Systematic sequencing errors and how to solve them

Sep 12, 2025

How does nanopore sequencing work?

Nanopore sequencing works on the principle of measuring the change in current over time as a piece of DNA passes through a nanopore embedded in an electrically resistant membrane. Each of the four canonical DNA bases have a specific shape and size, and hence block the current by a characteristic amount. Machine learning algorithms are then able to convert the raw current “squiggle” into the base sequence.

Methylation

Modified bases, for example 5-methylcytosine (5mC) or 6-methyladenosine (6mA), also have a unique shape and size. The added methyl group shows up in the raw squiggle distinctly from a regular cytosine. E. coli plasmids have two common methylated motifs: the Dam motif Gm6ATC and the Dcm motif which can be either C5mCTGG or C5mCAGG.

Because these bases are distinct from their canonical variants, the motif containing them will be represented by an alternate current trace, which can cause the basecaller to misclassify one or more of the bases within the motif. These show up as systematic errors when you align to the reference. In fact, one early method of looking for base modifications was to look for these systematic errors.

However, we have a solution. After sequencing to the appropriate depth, we assemble the most abundant plasmid sequence. This assembly is then polished using a bacterial methylation-aware algorithm that was trained on datasets containing common methylation motifs, and the vast majority of the time this fixes the error (Figure 1).

**Figure 1.** An example .ab1 file indicating overlapping peaks for A and G at position 371 due to conflicting basecalls at a GATC methylation site, resulting in a lower confidence basecall. However, in this example, the post polishing consensus assembly was able to correctly call this base as G.

Homopolymers

Homopolymers are stretches of DNA which contain only a single base. Their precise biological functions remain to be fully elucidated, but they appear to have regulatory functions. They pose a problem for all sequencing technologies, in Sanger-derived NGS technologies due to DNA polymerase slippage, and in nanopore sequencing because of the lack of variation.

As we saw above, nanopore sequencing works on the principle of measuring the change in current as the DNA moves through the pore. The basecalling algorithms use the interaction of the dwell time and the current level to call the base, but when the current is not changing because of the homopolymer, it becomes more difficult to accurately call the length.

The basecaller can always tell you which nucleotide makes up the homopolymer, but once the length is >9 the resulting fastq sequence is often truncated by a base or two. In most cases, simply knowing that this is likely to happen with homopolymers will allow you to correct any predicted frameshift (Figure 2).

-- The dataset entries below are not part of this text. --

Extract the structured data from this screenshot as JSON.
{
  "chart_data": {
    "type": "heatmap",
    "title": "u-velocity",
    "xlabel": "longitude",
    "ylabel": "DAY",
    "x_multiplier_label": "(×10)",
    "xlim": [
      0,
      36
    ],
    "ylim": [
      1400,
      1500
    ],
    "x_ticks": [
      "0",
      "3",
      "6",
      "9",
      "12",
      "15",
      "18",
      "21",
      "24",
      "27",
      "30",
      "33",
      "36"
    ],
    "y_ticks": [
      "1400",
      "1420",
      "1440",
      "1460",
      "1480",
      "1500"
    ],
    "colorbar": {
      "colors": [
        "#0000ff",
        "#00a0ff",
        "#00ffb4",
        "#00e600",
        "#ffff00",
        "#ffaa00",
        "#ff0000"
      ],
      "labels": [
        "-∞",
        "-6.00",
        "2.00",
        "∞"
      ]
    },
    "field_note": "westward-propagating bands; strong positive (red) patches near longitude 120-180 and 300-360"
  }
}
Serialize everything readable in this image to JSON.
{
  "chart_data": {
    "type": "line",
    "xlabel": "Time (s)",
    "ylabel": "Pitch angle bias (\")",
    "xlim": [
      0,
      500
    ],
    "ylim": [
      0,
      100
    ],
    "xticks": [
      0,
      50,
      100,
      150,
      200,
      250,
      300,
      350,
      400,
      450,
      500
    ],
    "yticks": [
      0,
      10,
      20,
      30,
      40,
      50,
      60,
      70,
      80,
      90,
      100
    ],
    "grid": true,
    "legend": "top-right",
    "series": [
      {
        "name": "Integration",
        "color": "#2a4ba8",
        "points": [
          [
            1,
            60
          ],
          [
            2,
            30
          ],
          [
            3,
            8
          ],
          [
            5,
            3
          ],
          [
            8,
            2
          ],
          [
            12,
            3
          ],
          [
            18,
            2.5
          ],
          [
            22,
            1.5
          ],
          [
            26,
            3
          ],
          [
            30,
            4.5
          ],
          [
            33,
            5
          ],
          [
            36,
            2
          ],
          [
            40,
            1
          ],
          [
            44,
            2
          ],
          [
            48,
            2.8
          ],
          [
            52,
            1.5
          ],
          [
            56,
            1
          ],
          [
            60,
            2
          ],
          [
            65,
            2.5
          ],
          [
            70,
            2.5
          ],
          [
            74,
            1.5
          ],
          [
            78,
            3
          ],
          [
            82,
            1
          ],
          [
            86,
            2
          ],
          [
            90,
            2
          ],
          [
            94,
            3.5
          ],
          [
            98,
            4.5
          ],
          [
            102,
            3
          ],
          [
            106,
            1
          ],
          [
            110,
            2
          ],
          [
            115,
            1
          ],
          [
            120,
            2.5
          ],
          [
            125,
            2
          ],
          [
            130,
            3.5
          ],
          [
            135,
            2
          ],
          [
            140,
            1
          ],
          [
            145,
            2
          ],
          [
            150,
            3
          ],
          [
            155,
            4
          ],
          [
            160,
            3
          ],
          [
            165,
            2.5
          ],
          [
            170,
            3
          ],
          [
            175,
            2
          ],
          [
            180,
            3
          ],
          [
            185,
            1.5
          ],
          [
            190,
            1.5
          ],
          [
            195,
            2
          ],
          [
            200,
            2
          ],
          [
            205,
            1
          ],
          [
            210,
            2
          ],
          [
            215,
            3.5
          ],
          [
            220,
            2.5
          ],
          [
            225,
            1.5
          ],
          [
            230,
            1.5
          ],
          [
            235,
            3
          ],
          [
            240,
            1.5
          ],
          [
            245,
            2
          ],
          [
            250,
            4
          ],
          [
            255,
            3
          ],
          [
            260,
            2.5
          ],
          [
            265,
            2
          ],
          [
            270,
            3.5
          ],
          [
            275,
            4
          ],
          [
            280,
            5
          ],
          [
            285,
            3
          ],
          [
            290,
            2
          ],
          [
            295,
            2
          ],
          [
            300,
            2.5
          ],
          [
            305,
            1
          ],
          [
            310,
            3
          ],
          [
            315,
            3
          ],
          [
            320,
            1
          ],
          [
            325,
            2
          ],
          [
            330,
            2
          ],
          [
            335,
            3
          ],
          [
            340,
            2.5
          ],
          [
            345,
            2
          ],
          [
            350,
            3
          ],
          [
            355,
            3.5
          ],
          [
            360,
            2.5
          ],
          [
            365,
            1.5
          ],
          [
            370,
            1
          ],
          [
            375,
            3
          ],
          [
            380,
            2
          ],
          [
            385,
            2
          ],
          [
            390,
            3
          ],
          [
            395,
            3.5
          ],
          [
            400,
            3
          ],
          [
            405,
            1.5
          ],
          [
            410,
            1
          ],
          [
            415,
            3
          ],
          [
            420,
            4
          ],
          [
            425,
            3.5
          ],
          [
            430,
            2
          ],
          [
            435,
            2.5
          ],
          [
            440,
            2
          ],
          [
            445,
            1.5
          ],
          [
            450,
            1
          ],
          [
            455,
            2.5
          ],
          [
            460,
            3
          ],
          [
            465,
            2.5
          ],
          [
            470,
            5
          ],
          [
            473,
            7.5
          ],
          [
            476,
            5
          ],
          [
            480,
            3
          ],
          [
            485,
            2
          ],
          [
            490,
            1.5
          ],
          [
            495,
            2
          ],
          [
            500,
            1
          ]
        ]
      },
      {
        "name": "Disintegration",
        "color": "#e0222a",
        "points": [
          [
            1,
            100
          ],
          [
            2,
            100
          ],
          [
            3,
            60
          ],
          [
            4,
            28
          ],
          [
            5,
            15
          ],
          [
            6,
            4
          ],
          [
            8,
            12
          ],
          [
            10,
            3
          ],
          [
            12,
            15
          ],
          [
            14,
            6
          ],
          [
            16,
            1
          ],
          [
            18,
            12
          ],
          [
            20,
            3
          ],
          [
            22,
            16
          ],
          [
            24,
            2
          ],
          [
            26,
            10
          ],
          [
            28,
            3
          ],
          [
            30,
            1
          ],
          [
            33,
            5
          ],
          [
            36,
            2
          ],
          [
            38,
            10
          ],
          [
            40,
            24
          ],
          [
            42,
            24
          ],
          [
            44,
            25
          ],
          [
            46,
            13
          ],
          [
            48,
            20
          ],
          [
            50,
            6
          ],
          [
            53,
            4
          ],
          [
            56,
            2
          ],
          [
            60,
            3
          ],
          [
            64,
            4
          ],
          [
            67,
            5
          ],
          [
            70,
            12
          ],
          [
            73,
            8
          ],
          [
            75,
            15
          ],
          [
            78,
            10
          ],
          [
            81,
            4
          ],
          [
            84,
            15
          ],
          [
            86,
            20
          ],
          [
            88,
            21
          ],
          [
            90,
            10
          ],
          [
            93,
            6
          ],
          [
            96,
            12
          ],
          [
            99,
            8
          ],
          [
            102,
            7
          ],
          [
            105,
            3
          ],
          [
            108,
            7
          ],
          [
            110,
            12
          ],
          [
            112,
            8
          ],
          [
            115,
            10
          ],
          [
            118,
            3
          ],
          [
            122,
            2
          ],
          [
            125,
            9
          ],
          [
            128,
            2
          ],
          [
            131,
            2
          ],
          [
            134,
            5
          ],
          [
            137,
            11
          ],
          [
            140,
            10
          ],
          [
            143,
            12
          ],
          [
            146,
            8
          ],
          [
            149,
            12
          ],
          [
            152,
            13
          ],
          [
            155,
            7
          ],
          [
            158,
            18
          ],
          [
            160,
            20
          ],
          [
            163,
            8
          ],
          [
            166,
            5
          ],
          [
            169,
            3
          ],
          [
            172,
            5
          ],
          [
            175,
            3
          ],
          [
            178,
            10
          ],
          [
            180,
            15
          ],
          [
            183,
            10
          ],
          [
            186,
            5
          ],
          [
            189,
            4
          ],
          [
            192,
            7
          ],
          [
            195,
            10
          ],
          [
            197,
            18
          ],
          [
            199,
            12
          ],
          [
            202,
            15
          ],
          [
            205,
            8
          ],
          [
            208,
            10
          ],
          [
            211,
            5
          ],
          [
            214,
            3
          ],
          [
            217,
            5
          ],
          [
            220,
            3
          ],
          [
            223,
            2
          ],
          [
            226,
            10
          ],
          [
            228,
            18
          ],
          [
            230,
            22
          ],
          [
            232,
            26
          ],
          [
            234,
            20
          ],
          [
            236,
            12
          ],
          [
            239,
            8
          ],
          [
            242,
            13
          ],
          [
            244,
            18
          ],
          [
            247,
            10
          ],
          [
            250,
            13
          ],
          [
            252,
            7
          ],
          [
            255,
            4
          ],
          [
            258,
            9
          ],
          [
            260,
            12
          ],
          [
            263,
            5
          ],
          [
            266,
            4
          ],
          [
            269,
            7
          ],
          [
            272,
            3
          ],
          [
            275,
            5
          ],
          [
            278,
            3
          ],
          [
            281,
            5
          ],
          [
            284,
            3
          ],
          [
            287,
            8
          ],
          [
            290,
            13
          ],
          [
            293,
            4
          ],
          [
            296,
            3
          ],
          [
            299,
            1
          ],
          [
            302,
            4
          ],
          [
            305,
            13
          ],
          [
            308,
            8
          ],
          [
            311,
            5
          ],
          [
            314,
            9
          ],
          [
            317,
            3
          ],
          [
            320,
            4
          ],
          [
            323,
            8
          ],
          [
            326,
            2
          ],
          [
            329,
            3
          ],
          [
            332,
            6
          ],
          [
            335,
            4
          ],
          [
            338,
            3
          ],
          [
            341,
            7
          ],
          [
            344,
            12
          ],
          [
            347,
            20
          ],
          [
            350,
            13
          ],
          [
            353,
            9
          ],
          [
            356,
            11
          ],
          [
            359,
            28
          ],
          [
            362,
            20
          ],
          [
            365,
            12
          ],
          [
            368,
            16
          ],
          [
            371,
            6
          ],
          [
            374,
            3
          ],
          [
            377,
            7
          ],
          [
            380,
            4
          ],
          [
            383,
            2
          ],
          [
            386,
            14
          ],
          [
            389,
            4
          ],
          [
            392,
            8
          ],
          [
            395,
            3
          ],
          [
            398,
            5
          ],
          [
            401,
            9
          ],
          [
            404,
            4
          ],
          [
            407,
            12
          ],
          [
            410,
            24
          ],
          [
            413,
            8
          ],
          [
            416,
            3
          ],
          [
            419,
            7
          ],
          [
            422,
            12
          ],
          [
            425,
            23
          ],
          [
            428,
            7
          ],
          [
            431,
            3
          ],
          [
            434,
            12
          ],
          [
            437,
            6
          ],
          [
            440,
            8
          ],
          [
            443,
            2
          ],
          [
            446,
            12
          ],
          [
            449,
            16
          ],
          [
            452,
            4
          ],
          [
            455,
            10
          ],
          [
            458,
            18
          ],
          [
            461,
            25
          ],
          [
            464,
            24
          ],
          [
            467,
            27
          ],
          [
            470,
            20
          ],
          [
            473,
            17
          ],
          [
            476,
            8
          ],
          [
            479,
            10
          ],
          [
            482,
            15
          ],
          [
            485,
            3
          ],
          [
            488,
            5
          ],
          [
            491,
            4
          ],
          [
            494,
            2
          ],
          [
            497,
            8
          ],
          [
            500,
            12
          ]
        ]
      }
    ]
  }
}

**Figure 2.** Plasmidsaurus interactive bioinformatics results showing an example of a homopolymer error.

Plasmidsaurus glyphs

Because these two types of error are well documented, our bioinformatics pipelines look for them specifically. This allows us to warn you when a mismatch between your sequencing result and your reference is more likely to be due to a sequencing error rather than a true issue with your DNA. Mismatches in the reference alignment that cannot be attributed to these common sequencing error patterns are almost certainly real and will be colored red and labelled “Mismatch”:

While mismatches that belong to either of these two categories (methylation error or homopolymer error) will be colored light blue and labeled “Likely Match”, because it is likely that your DNA actually does match the reference and the mismatch is a sequencing error rather than a true mutation:

Sample misclassification

Demultiplexing error is a well-documented phenomenon that affects NGS platforms. It occurs when a sequencing read from one sample becomes erroneously associated with a different sample. This can happen through any of a number of different mechanisms that vary in severity from one NGS platform to another.

Plasmidsaurus’s scientists and bioinformaticians are experts at preventing, detecting, and removing these improperly classified reads. Upstream, we have developed rigorous sample handling robotics and proprietary in-house chemistry which prevents ligation of the barcode to the wrong sample. Downstream, we implement rigorous bioinformatic QC steps which identify barcode misclassification, even at very low levels, and remove it before it can cause problems with results.

In addition to causing incorrect and confusing results, sample misclassification can cause sensitive intellectual property to be released to the wrong customer. We take this issue extremely seriously and we are confident that our obsessive focus on data quality and security results in the lowest sample misclassification rate of any service provider. In cases where data security is of the utmost importance, we provide the option to purchase an entire flowcell through our Custom sequencing service for maximum assurance.